Dennoch: Angesichts der tatsächlich existierenden Stuttgarter Bemühungen um mehr Teilhabe von Migranten war es kein Zufall, dass der Europarat in der vergangenen Woche hier tagte, um die so genannte „Stuttgarter Erklärung“ zum Thema „Integration und Partizipation von Migranten in den Städten Europas“ zu verabschieden.

350 Vetreter aus 30 Ländern waren der Einladung des „Kongresses der Gemeinden und Regionen Europas“, einer Unterorganisation des Europarats und der Stadt Stuttgart, gefolgt. Zwei Tage lang wollte man Erfahrungen der Kommunen austauschen, Netzwerke bilden und so dafür sorgen, dass Migranten künftig in mehr Städten eine größere Chance und zumindest auf kommunaler Ebene die gleichen Rechte wie die einheimische Bevölkerung bekommen.

Integration sei eine „Kernfrage für den Zusammenhalt und das Überleben unserer Gesellschaft“, konstatierte Schwimmer zur Eröffnung. Der Europarat sei gefordert, es seinen 45 Mitgliedstaaten zu „erleichtern, den neuen Bürgern einen gleichberechtigten Platz in der Gesellschaft zu verschaffen“. Sich dabei an die Kommunen zu wenden, sagte Schwimmer, sei nur folgerichtig: In fast allen Ländern seien sie es, die die Integration umzusetzen hätten.
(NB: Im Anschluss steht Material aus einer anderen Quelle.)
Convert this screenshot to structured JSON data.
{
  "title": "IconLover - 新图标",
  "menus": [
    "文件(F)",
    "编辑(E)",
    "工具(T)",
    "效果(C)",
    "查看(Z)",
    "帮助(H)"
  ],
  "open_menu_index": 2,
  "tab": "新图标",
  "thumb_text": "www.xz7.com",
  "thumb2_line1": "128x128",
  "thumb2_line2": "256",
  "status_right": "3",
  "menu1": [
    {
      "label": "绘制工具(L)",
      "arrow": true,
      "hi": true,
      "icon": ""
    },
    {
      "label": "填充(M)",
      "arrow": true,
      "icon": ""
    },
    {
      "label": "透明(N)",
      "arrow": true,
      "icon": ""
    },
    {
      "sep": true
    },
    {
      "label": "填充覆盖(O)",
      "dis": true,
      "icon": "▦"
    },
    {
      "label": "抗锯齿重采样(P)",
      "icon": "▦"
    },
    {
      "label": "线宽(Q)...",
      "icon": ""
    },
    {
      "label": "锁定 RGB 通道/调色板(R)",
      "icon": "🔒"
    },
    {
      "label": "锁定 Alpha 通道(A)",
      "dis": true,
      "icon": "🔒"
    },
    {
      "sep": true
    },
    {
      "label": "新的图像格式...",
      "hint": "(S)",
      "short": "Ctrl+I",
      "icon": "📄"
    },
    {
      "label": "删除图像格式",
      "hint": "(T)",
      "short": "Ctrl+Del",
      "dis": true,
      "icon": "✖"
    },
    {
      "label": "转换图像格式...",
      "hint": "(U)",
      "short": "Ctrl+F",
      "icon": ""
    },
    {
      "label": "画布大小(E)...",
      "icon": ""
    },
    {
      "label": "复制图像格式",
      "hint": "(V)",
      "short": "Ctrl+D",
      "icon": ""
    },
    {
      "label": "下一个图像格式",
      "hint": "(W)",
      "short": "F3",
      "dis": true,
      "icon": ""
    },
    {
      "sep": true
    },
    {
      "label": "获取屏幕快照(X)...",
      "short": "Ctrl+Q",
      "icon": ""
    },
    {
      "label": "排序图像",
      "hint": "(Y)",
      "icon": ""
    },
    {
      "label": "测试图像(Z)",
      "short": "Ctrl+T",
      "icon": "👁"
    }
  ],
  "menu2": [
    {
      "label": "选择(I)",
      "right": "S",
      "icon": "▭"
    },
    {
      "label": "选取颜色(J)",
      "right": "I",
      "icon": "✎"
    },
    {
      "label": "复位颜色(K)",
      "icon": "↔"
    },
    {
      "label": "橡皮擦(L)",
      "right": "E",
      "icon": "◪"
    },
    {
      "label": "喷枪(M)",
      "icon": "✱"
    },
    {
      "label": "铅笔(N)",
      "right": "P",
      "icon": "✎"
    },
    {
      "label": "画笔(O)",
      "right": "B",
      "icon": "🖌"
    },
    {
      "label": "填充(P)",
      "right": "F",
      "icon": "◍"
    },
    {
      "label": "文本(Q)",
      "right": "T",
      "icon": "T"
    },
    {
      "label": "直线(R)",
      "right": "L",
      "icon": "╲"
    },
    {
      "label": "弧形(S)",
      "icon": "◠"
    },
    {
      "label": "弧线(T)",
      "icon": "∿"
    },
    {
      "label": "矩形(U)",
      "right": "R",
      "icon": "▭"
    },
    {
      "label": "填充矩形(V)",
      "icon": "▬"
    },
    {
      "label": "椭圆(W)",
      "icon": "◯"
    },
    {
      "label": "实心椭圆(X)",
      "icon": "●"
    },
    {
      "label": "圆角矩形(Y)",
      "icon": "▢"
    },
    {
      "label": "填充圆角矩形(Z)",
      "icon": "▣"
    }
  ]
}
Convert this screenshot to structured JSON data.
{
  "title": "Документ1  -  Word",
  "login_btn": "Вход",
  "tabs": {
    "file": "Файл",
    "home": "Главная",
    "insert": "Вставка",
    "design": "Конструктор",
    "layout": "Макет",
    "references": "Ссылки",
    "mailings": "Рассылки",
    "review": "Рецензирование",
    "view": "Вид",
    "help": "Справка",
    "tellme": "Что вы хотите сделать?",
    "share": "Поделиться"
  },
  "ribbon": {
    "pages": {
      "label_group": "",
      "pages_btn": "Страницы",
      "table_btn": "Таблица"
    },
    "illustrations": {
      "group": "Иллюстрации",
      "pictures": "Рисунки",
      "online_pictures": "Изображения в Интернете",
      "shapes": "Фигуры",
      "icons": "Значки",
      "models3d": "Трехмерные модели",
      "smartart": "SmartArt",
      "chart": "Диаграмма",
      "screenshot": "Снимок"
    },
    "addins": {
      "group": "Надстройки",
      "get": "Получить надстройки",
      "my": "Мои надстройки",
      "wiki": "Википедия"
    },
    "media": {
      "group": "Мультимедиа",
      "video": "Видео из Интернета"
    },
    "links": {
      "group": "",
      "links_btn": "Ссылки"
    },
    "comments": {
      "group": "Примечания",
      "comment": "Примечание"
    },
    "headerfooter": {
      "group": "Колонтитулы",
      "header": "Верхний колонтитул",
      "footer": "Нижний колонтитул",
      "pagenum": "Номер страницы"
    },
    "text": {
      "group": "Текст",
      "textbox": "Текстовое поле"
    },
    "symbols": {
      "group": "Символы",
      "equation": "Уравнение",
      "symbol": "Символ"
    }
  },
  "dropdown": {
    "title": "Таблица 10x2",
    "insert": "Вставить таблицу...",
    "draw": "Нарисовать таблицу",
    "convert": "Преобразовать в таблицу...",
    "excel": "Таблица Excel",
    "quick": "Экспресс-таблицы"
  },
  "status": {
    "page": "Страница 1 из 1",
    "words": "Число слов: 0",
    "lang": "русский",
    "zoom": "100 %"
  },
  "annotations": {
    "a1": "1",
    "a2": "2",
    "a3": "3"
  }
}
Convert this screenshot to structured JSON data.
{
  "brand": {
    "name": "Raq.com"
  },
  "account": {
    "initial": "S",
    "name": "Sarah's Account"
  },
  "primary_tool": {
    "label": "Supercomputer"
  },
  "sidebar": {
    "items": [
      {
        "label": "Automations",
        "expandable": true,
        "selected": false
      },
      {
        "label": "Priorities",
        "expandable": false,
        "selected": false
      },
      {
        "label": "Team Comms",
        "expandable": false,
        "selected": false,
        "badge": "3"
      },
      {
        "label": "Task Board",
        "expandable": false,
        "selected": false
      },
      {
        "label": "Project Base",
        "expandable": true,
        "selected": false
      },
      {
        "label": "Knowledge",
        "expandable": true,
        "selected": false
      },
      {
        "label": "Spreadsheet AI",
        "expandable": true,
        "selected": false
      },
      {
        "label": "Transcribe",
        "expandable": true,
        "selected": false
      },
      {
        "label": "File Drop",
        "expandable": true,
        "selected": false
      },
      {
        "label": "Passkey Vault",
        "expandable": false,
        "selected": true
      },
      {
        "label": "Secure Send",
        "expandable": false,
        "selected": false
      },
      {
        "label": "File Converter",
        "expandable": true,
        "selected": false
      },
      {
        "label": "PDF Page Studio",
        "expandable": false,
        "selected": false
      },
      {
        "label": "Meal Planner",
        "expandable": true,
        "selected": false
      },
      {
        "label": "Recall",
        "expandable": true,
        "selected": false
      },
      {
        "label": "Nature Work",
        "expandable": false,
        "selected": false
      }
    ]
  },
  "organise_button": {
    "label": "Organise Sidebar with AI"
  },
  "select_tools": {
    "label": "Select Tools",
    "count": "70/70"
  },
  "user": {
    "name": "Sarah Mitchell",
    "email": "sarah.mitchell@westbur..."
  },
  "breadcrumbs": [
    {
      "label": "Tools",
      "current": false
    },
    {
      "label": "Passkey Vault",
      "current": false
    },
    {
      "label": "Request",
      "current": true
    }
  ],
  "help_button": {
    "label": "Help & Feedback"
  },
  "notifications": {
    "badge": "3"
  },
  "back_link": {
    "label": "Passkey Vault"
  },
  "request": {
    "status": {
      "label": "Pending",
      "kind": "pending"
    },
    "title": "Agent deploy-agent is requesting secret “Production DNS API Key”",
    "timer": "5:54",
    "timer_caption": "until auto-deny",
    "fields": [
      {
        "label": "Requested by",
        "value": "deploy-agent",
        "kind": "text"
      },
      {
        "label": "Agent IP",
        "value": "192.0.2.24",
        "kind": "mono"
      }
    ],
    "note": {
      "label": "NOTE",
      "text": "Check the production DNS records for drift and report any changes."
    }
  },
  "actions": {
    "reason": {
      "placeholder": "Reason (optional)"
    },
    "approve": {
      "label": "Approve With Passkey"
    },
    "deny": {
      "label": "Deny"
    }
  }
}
In der Diskussion wurde dann aber vor allem deutlich, dass Europas Städte in der Frage der Beteiligung von Migranten weit voneinander entfernt sind. Während man in Rotterdam die Ausländerbeiräte schon wieder abgeschafft hat und stattdessen 8 von 25 Sitzen im Gemeinderat Migranten vorbehält, beschränkt sich das integrative Moment der Moskauer Stadtregierung bislang noch auf die Erkenntnis, dass Migranten zu ernsthaften Wettbewerbern um Arbeit und Wohnungen werden können.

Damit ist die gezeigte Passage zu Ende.